Observando-se a estrutura morfossintática do período, a expressão destacada na passagem – Será mesmo que as redes sociais, a falta de tempo e o não gostar são fatores principais para essa triste verdade? – tem equivalente em:

Alternativas
Comentários
  • Esta é uma questão sobre as funções morfossintáticas da palavra mesmoNo enunciado, a palavra mesmo relaciona-se ao verbo e é empregada com sentido de realmente, de fato. Será realmente que as redes sociais, a falta de tempo e o não gostar são fatores principais para essa triste verdade?

    Por estar associada ao verbo, a palavra foi empregada como advérbio e exerce a função sintática de adjunto adverbial de afirmação.

    A) Então ele falou com você usando o mesmo tom de deboche usado comigo?
    Incorreto. Além de advérbio, a palavra mesmo também pode ser empregada como adjetivo quando for equivalente a exato, semelhante ou de igual valor. Nesse caso, vemos que a palavra é empregada modificando o substantivo tom. Então ele falou com você usando o exato tom de deboche usado comigo? Como ela não é empregada como advérbio, pode ser descartada.

    B) Seu sucesso vai mesmo assombrar a todos.
    Correto. Se substituirmos mesmo por realmente, vemos que o sentido da frase fica preservado, demonstrando dessa forma que se trata de um advérbio. Seu sucesso vai realmente assombrar a todos. O termo é empregado modificando o verbo assombrar.

    C) Ele vai ser generoso comigo como foi consigo mesmo?
    Incorreto. Aqui, o termo foi empregado como palavra denotativa, acrescentando sentido de inclusão. É sinônimo de até ou inclusive. Ele vai ser generoso comigo como foi consigo inclusive?

    D) Está sozinho; mesmo os que se diziam amigos se afastaram dele.
    Incorreto. Nessa alternativa, a palavra foi empregada também como palavra denotativa. O termo acrescenta apenas o sentido de inclusão, não está associado ao verbo e não possui função sintática. Se substituirmos por até ou inclusive, veremos que o seu sentido permanece inalterado: Está sozinho; inclusive / até os que se diziam amigos se afastaram dele. 

    E) Hoje mesmo teremos os resultados da auditoria.
    Incorreto.

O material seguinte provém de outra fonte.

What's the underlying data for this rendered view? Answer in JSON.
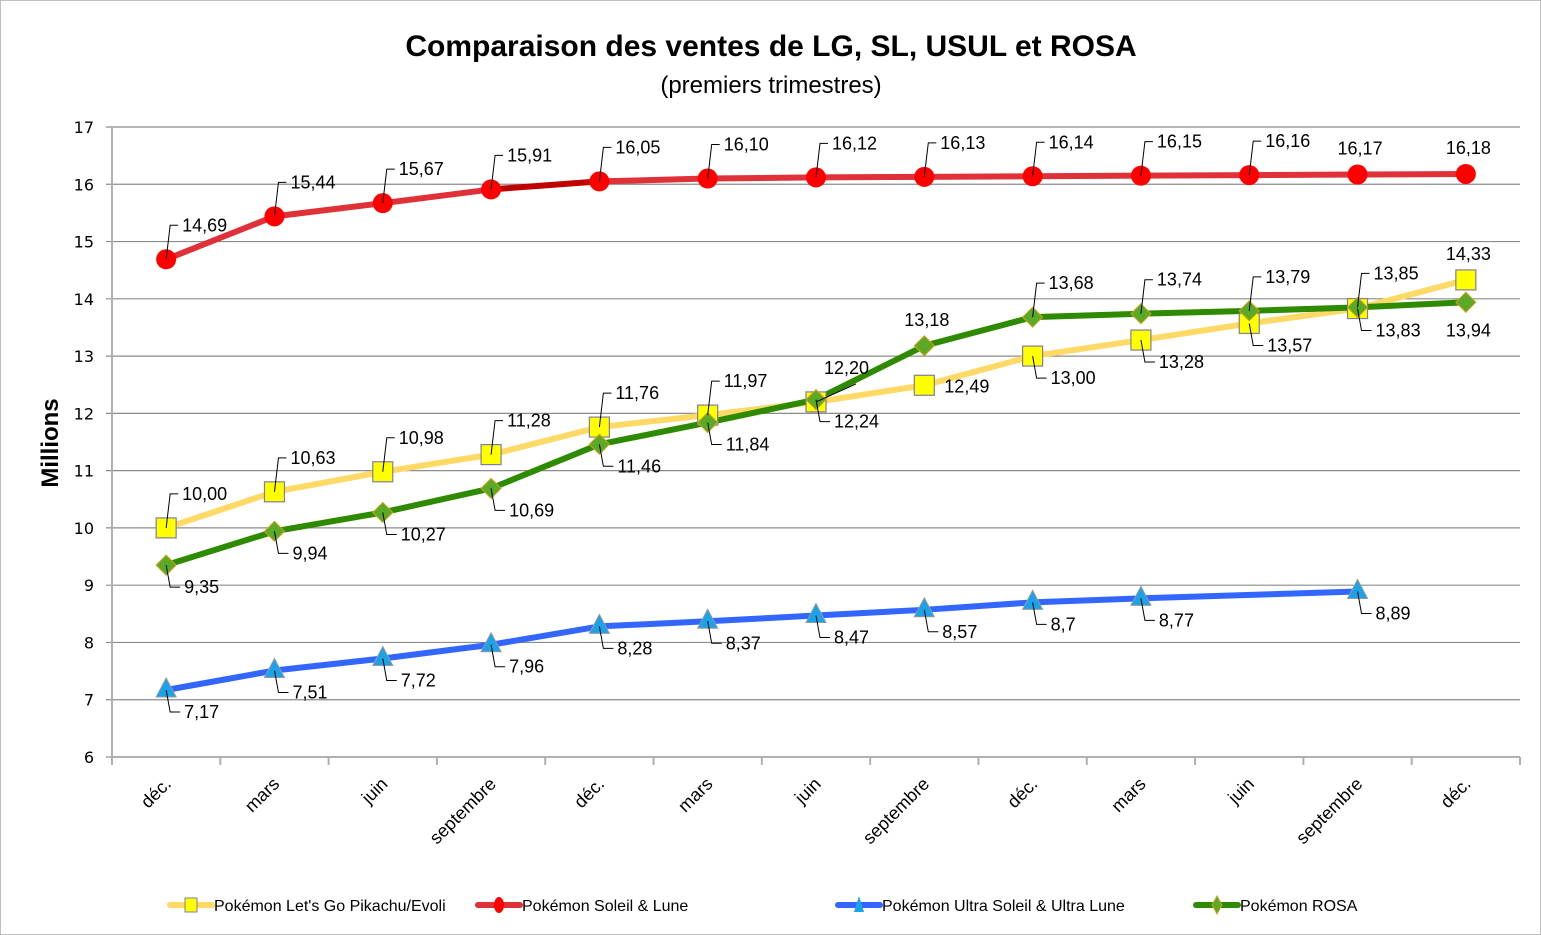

Novamente, o termo mesmo foi empregado como palavra denotativa de inclusão. Hoje inclusive teremos os resultados da auditoria. 

    Além de advérbio, adjetivo e palavra denotativa de inclusão, o termo mesmo também pode ser empregada como:
    - pronome demonstrativo: Equivalente a próprio. Acompanha o pronome reto ou um substantivo. É utilizado como reforço e exerce a função sintática de adjunto adnominal. Ela mesmo fez as considerações finais.

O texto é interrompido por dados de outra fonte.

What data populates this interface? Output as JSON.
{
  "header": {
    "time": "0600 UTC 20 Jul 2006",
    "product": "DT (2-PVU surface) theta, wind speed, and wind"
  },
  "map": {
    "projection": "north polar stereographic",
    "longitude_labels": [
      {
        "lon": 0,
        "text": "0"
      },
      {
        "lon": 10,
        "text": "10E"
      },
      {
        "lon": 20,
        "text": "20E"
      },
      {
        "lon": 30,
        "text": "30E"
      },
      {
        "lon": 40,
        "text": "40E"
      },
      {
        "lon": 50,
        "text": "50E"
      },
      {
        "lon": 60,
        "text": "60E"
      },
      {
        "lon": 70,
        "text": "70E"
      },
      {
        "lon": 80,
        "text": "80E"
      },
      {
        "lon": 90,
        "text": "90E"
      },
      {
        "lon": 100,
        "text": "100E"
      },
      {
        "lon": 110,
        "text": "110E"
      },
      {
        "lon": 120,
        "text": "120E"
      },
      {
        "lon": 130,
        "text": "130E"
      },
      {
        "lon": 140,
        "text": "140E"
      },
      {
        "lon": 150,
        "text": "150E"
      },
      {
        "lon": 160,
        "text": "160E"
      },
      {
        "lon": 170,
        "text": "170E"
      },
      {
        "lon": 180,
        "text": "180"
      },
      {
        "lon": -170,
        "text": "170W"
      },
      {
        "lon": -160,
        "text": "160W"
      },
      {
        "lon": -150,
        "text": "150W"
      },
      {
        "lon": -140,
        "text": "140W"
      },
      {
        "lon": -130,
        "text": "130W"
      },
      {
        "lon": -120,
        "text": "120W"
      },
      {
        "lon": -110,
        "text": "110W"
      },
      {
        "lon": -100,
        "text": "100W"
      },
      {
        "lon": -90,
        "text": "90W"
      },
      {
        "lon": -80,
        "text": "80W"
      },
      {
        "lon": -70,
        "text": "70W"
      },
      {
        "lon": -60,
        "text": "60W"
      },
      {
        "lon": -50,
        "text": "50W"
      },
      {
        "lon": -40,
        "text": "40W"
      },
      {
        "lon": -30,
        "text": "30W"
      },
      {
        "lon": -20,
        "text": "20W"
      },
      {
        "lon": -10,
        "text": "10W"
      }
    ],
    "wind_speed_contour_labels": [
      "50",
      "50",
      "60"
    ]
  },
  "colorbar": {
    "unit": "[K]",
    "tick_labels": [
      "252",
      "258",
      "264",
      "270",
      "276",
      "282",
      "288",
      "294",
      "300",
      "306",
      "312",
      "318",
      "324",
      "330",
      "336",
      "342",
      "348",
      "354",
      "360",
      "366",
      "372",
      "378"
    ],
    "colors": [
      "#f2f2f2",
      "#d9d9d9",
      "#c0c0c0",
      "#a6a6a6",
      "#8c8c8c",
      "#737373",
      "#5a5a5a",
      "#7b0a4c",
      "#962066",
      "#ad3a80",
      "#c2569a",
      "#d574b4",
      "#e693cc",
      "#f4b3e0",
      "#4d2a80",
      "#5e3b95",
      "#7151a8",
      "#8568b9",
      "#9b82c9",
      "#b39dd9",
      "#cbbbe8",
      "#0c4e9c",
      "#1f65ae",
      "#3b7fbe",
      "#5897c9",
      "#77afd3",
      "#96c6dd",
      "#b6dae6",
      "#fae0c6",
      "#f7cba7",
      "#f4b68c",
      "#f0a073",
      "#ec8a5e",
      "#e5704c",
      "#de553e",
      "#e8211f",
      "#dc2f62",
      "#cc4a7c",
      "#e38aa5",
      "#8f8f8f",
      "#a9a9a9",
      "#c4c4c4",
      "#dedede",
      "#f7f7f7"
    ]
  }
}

    - conjunção: São empregadas em orações subordinadas com sentido de concessão. É equivalente a embora. Mesmo saindo cedo, chegou tarde ao local de trabalho. 

    - substantivo: Equivalente a mesma coisa ou a mesma pessoa. Em geral, é precedido de artigo como os demais substantivos. Depois do acidente, ele nunca mais foi o mesmo.